If $f_n = \frac12(f_{n-1} +f_{n-2})$ for every $n>2$, then show that the sequence $(f_n)$ converges If $ <f_n> $is a sequence of positive numbers such that $f_n = \frac{1}{2}(f_{n-1} +f_{n-2}), \forall \ n>2$, then show that $<f_n>$ converges. 
Any Hints on how to approach this problem? 
 A: It suffices to show that the sequence is Cauchy.

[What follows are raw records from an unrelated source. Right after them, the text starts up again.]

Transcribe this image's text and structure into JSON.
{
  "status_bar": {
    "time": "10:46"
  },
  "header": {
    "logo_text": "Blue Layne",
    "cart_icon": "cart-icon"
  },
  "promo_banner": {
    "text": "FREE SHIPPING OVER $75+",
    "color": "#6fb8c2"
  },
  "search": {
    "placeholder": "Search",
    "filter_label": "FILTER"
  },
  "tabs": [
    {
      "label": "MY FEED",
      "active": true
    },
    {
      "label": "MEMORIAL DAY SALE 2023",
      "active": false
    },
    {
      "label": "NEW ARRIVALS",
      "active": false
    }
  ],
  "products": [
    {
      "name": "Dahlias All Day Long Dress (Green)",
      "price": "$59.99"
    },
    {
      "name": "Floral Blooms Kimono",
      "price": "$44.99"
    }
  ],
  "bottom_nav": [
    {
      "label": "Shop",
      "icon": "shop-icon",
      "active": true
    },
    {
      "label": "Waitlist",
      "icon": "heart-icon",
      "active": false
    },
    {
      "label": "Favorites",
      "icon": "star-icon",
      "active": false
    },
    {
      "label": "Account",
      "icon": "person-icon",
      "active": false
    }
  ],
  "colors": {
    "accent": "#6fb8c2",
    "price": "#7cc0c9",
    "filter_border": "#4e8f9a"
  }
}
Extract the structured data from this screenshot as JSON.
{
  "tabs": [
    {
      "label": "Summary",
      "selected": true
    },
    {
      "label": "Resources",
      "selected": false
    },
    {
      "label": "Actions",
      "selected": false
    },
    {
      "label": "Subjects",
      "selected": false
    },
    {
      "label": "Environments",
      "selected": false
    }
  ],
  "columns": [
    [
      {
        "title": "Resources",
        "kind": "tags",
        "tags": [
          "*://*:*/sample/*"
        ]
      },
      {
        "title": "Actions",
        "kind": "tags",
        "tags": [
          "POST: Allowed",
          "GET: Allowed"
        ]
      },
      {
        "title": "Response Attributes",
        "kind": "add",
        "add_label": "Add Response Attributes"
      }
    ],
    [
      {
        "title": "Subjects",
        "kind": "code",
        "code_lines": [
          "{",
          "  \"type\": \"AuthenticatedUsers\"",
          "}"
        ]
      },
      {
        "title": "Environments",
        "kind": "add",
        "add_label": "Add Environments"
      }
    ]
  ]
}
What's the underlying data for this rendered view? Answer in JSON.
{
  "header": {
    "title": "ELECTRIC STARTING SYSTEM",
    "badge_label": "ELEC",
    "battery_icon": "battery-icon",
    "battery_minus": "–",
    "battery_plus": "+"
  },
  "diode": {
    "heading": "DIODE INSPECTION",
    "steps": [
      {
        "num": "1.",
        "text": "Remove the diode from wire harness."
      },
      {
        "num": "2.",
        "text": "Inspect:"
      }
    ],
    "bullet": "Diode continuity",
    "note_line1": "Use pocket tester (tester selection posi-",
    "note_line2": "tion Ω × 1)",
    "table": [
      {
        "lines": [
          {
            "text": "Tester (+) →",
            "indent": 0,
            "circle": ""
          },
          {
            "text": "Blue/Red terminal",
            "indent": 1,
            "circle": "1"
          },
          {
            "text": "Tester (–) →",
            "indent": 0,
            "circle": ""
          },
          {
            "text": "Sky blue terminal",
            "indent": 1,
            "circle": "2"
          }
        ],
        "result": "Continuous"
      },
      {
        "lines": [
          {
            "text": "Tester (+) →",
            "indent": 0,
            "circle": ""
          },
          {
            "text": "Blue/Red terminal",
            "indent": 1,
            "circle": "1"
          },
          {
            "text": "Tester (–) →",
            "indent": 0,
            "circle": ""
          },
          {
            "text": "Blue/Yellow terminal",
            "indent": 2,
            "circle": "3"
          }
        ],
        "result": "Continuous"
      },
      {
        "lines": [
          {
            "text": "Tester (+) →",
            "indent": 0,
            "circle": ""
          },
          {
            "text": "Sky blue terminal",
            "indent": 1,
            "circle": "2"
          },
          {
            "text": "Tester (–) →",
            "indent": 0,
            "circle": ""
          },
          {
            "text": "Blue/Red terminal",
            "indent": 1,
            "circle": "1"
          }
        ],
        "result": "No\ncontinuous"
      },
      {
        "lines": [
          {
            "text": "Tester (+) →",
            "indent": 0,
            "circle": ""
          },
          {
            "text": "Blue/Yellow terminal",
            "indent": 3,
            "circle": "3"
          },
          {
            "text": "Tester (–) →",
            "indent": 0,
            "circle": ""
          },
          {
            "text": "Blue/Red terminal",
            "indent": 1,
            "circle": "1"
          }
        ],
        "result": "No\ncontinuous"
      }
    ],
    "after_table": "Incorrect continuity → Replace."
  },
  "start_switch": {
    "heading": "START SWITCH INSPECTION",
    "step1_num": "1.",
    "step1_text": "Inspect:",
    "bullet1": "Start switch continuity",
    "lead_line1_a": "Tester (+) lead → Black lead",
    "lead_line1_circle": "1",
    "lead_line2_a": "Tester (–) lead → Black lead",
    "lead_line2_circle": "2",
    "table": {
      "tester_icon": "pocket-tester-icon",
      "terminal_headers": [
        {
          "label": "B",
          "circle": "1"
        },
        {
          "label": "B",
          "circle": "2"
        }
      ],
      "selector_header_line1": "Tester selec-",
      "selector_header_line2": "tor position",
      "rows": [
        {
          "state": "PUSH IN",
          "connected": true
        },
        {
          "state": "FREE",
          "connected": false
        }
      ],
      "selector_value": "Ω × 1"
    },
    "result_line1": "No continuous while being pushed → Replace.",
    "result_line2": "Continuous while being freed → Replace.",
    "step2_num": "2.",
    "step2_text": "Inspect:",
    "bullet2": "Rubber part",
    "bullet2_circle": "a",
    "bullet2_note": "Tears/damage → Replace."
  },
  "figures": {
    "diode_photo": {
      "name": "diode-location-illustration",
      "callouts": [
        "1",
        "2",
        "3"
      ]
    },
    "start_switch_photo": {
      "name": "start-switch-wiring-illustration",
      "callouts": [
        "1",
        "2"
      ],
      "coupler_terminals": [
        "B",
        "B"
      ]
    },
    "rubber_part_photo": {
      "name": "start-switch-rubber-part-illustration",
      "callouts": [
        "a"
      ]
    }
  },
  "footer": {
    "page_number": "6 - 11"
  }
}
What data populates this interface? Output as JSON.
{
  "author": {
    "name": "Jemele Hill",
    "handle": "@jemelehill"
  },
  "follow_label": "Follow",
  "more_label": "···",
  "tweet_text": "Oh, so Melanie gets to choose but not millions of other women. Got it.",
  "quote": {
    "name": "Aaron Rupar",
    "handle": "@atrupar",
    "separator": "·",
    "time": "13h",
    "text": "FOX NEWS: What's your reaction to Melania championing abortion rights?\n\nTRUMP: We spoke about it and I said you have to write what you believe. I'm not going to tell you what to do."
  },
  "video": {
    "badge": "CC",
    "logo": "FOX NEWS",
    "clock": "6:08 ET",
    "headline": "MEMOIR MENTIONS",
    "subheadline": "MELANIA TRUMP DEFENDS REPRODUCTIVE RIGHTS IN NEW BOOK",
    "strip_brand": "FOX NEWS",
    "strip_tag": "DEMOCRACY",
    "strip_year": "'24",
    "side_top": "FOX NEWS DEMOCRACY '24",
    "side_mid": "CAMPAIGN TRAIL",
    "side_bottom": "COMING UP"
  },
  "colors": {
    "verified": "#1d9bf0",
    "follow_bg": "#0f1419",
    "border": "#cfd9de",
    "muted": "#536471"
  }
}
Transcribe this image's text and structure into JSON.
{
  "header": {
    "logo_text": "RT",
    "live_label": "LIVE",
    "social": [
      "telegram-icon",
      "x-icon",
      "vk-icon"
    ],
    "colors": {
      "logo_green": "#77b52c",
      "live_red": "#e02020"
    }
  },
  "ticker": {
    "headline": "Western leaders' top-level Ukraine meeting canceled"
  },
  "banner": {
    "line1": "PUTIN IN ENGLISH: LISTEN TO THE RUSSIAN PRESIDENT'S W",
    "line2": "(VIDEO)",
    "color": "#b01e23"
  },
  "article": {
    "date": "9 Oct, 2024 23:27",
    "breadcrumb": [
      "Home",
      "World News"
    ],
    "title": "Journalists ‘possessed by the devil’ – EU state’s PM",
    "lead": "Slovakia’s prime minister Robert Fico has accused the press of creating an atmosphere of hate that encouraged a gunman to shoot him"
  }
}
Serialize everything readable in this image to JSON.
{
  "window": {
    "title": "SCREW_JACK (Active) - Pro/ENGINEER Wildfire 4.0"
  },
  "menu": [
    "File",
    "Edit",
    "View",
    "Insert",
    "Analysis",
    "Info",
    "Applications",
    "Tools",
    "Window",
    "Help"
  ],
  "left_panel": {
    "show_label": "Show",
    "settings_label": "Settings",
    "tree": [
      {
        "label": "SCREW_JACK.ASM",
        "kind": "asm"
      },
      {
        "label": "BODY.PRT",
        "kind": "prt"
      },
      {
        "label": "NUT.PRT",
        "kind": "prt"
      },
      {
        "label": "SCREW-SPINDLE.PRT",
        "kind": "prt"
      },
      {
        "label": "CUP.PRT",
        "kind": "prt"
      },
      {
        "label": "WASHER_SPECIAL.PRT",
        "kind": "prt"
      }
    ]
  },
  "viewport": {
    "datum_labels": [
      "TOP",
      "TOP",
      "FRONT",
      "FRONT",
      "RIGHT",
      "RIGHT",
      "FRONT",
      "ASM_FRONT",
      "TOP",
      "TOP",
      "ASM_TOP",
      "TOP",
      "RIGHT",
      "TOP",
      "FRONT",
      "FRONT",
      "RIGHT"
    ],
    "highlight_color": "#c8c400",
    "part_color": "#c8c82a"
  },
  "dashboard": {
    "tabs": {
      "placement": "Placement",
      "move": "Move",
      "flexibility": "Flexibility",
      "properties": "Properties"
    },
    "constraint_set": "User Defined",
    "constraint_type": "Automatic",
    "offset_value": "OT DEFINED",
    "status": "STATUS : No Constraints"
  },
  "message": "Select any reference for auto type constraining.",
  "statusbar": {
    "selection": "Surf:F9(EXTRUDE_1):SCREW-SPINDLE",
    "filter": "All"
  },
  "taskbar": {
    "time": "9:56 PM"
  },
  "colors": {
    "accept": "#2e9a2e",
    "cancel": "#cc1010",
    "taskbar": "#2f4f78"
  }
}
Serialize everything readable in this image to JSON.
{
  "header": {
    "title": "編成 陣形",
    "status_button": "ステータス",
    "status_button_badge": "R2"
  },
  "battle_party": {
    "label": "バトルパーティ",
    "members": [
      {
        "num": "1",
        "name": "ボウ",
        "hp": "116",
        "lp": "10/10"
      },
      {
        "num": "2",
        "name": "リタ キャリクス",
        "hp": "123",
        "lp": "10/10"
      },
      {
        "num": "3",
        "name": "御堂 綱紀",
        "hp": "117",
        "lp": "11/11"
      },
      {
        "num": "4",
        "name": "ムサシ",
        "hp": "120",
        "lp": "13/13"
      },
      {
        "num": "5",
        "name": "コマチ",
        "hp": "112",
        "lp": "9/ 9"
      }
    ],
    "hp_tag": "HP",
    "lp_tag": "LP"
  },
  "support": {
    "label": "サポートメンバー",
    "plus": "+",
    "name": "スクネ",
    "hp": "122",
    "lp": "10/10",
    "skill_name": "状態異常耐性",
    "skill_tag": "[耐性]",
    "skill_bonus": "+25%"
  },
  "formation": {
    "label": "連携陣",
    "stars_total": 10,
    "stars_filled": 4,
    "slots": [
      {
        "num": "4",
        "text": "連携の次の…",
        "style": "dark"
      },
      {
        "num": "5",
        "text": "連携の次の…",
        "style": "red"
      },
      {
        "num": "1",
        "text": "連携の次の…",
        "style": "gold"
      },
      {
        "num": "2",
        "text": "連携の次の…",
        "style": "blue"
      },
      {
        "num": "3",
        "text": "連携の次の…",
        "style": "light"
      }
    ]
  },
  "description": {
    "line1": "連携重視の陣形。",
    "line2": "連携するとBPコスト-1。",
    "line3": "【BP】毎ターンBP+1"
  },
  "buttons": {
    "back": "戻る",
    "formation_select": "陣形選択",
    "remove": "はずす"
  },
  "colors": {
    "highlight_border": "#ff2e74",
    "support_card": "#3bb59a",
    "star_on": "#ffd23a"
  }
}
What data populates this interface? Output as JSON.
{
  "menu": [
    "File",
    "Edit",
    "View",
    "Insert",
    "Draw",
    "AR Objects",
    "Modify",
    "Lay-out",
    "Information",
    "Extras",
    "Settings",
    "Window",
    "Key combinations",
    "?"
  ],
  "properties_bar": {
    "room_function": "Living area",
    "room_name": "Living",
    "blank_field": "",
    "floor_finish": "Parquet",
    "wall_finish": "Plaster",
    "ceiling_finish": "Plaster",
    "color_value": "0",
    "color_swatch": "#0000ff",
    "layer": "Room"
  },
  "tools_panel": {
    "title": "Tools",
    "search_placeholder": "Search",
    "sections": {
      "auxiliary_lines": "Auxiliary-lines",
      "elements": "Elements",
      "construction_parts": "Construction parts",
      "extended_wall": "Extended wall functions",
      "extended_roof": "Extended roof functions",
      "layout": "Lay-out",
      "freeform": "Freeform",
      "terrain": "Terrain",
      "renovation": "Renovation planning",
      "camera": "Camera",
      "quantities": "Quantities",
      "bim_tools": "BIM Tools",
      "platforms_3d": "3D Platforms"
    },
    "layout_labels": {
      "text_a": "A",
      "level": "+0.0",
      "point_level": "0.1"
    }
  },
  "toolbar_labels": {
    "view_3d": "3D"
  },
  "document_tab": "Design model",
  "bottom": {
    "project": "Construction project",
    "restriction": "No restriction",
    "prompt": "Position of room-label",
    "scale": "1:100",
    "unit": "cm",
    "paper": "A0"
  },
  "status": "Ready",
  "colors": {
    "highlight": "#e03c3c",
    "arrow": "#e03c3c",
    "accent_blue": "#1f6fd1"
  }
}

Let $a:=f_1$ and $b:=f_2$. Then show by induction that
$$|f_n-f_{n-1}|=\frac{1}{2^n}|a-b|.$$
Use this to prove that the sequence is Cauchy; i.e., that for every $\varepsilon>0$ there is $N\in\mathbb{N}$ such that
$$|f_{n+k}-f_n|<\varepsilon$$
whenever $n\geq N$ and $k\in\mathbb{N}$.
A: астон's answer is incorrect. This sequence is not eventually monotone. You need to use something else here.
Real numbers are complete. That means that every Cauchy sequence converges. You just need to proof that the sequence is indeed Cauchy. For this note that:
$$|f_{n+1}-f_n|=\frac{|f_n-f_{n-1}|}{2}$$
Which means that every next two points in the series are at half of the distance of the previous pair.
Using this you should be able to show that $\forall \epsilon>0$ there is an $N$ such that:
$$|f_n-f_m|<\epsilon\quad \forall n,m>N$$
i.e. the sequence is Cauchy.
A: If $\alpha, \beta$ are roots of
$$2x^2 -x - 1 = 0$$
Then $f_n = A\alpha^n + B \beta^n$ for some constants $A, B$ which depend only on $f_0, f_1$.
In this case $\alpha = 1, \beta = -\frac{1}{2}$ so $f_n$ is convergent to $A$ which if computed turns out to be
$$ \frac{2f_1 + f_0}{3}$$
So it is interesting to see that the limit actually depends on the initial values!